On the eve of trial, Lotito asked for permission to amend his counterclaim and third-party complaint to add claims based on the Consumer Fraud Act. The request was made orally without the benefit of the required notice of motion. R. 4:9-1. It was denied by Judge Rebeck, who did not preside at the trial. We affirm that ruling because the issue was not properly presented to Judge Rebeck and substantially for the reasons stated by Judge Rebeck in his oral ruling of May 15, 1998. See Sun Source, Inc. v. Kuczkir, 260 N.J. Super. 256 (App. Div. 1992), certif. denied, 133 N.J. 439 (1993), where, in similar circumstances, we made the following observations. We are convinced that the trial court properly exercised its discretion by denying defendant's motion to amend her pleadings to include claims based on violations of the Consumer Fraud Act. Defendant delayed over two years before asserting these additional claims. It was only after the case was scheduled for trial and then only three days before the scheduled trial date that defendant moved to include the Consumer Fraud Act claims. Moreover, defendant twice defaulted, first for failure to file an answer to the complaint and later, for failure to answer interrogatories. Despite a change in counsel, the substituted attorney handling the matter had the case for over a year.

Beyond this, defendant's dilatory tactics prejudiced plaintiff. As the motion to amend the pleadings was made only on the eve of the trial, discovery had not been undertaken with respect to these issues. The Consumer Fraud Act claims exposed plaintiff to greater liability by potentially holding it responsible for treble damages and counsel fees. Thus, to permit an amendment to assert these new and different causes of action would have necessitated greater and more extensive discovery and further delayed the trial. The matter was already pending in the court for over two years without these readily discernable claims being raised. Thus, because of defendant's lengthy and inexcusable delay in moving prior to the eve of trial to amend the pleadings to include the Consumer Fraud Act claims and the clear prejudice to plaintiff, the trial court's ruling did not constitute a manifest injustice or abuse of judicial discretion.

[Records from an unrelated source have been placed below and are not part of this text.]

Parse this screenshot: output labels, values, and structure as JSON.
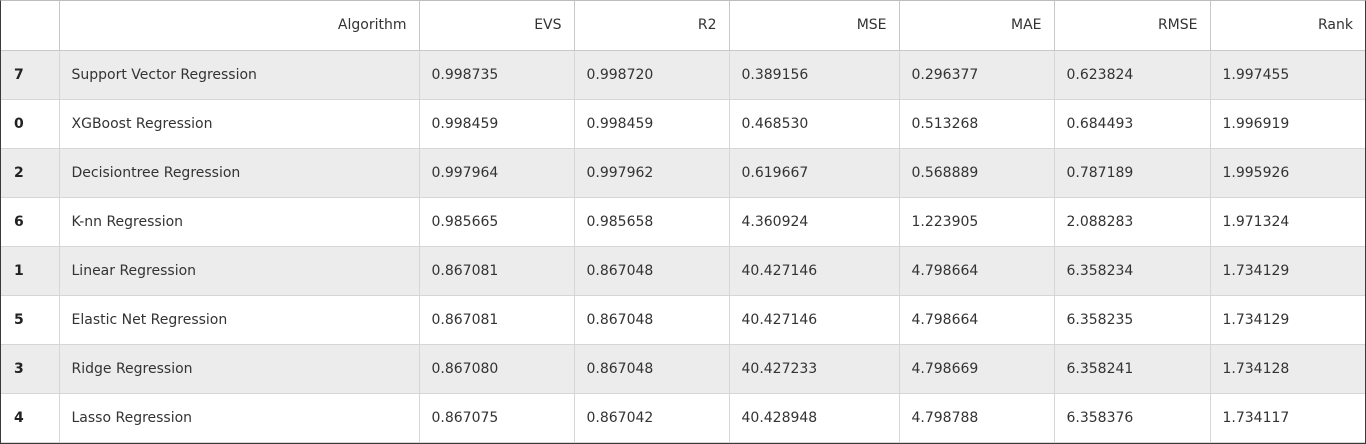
{
  "table": {
    "headers": [
      "",
      "Algorithm",
      "EVS",
      "R2",
      "MSE",
      "MAE",
      "RMSE",
      "Rank"
    ],
    "rows": [
      [
        "7",
        "Support Vector Regression",
        "0.998735",
        "0.998720",
        "0.389156",
        "0.296377",
        "0.623824",
        "1.997455"
      ],
      [
        "0",
        "XGBoost Regression",
        "0.998459",
        "0.998459",
        "0.468530",
        "0.513268",
        "0.684493",
        "1.996919"
      ],
      [
        "2",
        "Decisiontree Regression",
        "0.997964",
        "0.997962",
        "0.619667",
        "0.568889",
        "0.787189",
        "1.995926"
      ],
      [
        "6",
        "K-nn Regression",
        "0.985665",
        "0.985658",
        "4.360924",
        "1.223905",
        "2.088283",
        "1.971324"
      ],
      [
        "1",
        "Linear Regression",
        "0.867081",
        "0.867048",
        "40.427146",
        "4.798664",
        "6.358234",
        "1.734129"
      ],
      [
        "5",
        "Elastic Net Regression",
        "0.867081",
        "0.867048",
        "40.427146",
        "4.798664",
        "6.358235",
        "1.734129"
      ],
      [
        "3",
        "Ridge Regression",
        "0.867080",
        "0.867048",
        "40.427233",
        "4.798669",
        "6.358241",
        "1.734128"
      ],
      [
        "4",
        "Lasso Regression",
        "0.867075",
        "0.867042",
        "40.428948",
        "4.798788",
        "6.358376",
        "1.734117"
      ]
    ]
  },
  "colors": {
    "stripe": "#ececec",
    "border": "#d6d6d6",
    "text": "#333333"
  }
}
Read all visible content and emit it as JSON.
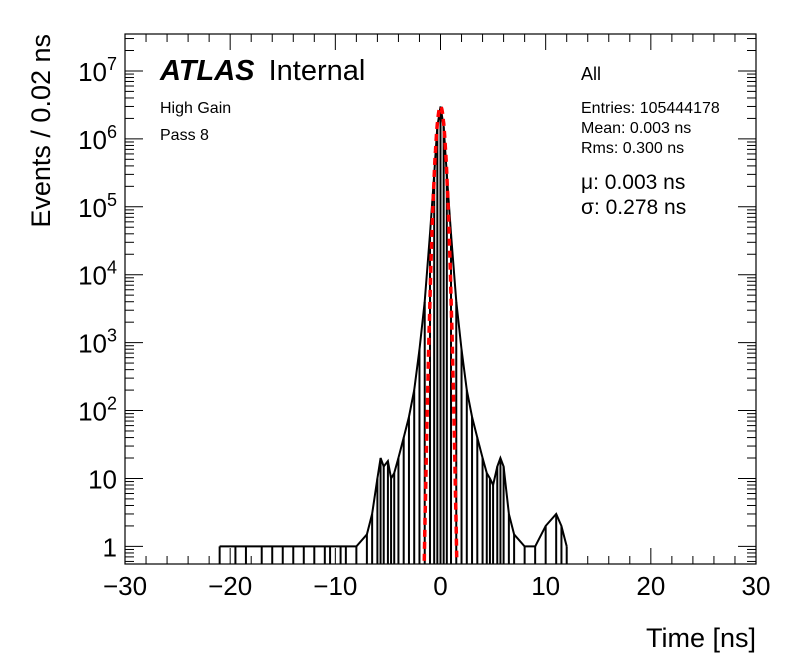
{
  "chart_data": {
    "type": "line",
    "scale": {
      "y": "log"
    },
    "xlabel": "Time [ns]",
    "ylabel": "Events / 0.02 ns",
    "xlim": [
      -30,
      30
    ],
    "ylim": [
      0.55,
      35000000
    ],
    "x_ticks": [
      -30,
      -20,
      -10,
      0,
      10,
      20,
      30
    ],
    "x_tick_labels": [
      "−30",
      "−20",
      "−10",
      "0",
      "10",
      "20",
      "30"
    ],
    "y_ticks": [
      1,
      10,
      100,
      1000,
      10000,
      100000,
      1000000,
      10000000
    ],
    "y_tick_labels": [
      "1",
      "10",
      "10^2",
      "10^3",
      "10^4",
      "10^5",
      "10^6",
      "10^7"
    ],
    "labels": {
      "brand": "ATLAS",
      "status": "Internal",
      "gain": "High Gain",
      "pass": "Pass 8",
      "selection": "All",
      "entries": "Entries: 105444178",
      "mean": "Mean: 0.003 ns",
      "rms": "Rms: 0.300 ns",
      "mu": "μ: 0.003 ns",
      "sigma": "σ: 0.278 ns"
    },
    "series": [
      {
        "color": "#000000",
        "style": "histogram",
        "x": [
          -21.0,
          -19.5,
          -18.5,
          -17.0,
          -16.0,
          -15.0,
          -14.0,
          -13.0,
          -12.0,
          -11.0,
          -10.5,
          -9.5,
          -9.0,
          -8.0,
          -7.0,
          -6.5,
          -6.0,
          -5.7,
          -5.4,
          -5.0,
          -4.7,
          -4.4,
          -4.0,
          -3.5,
          -3.0,
          -2.5,
          -2.0,
          -1.5,
          -1.0,
          -0.6,
          -0.3,
          0.0,
          0.3,
          0.6,
          1.0,
          1.5,
          2.0,
          2.5,
          3.0,
          3.5,
          4.0,
          4.4,
          4.7,
          5.0,
          5.4,
          5.7,
          6.0,
          6.5,
          7.0,
          8.0,
          9.0,
          10.0,
          11.0,
          11.5,
          12.0
        ],
        "y": [
          1,
          1,
          1,
          1,
          1,
          1,
          1,
          1,
          1,
          1,
          1,
          1,
          1,
          1,
          1.5,
          3,
          10,
          20,
          15,
          18,
          10,
          12,
          20,
          40,
          80,
          200,
          800,
          4000,
          40000,
          300000,
          1500000,
          3000000,
          1500000,
          300000,
          40000,
          4000,
          800,
          200,
          80,
          40,
          20,
          12,
          10,
          8,
          15,
          20,
          15,
          3,
          1.5,
          1,
          1,
          2,
          3,
          2,
          1
        ]
      },
      {
        "color": "#ff0000",
        "style": "dashed-fit",
        "fit": "gaussian",
        "mu": 0.003,
        "sigma": 0.278,
        "amplitude": 3000000
      }
    ]
  }
}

[Id. at 263 (citations omitted).]

Lotito nevertheless asks us to grant him permission to amend his pleadings to add counts for consumer fraud, citing Coastal Group, Inc. v. Dryvit Systems, Inc., 274 N.J. Super. 171, 180 (App. Div. 1994). That case holds that an appellate court may itself direct that a party be permitted to amend pleadings on remand even if the amendment had been properly denied by the trial court. Id. at 180-81. But the power should only be exercised where it is clear that an undue burden will not be imposed on the other party. Id. at 181. For example, in Coastal the parties would have had to conduct extensive discovery anyway on other issues, and the court felt that the addition of discovery proceedings with respect to consumer fraud would not be an undue burden. Ibid. That does not appear to be the case here. Therefore, we decline Lotito's request; but we do so without prejudice to his making an appropriate application to the trial judge on remand.

V.

Catena's cross-appeal urges that the case against it should have been dismissed. Its argument in this regard is based on the warranty limitation that was found to be unconscionable in the first appeal. Mercedes-Benz Credit Corp., supra, 306 N.J. Super. at 33. Therefore, we reject the argument and remand for trial as to both MBNA and Catena as well as MBCC.

Affirmed in part; reversed in part; and remanded for further proceedings consistent with this opinion.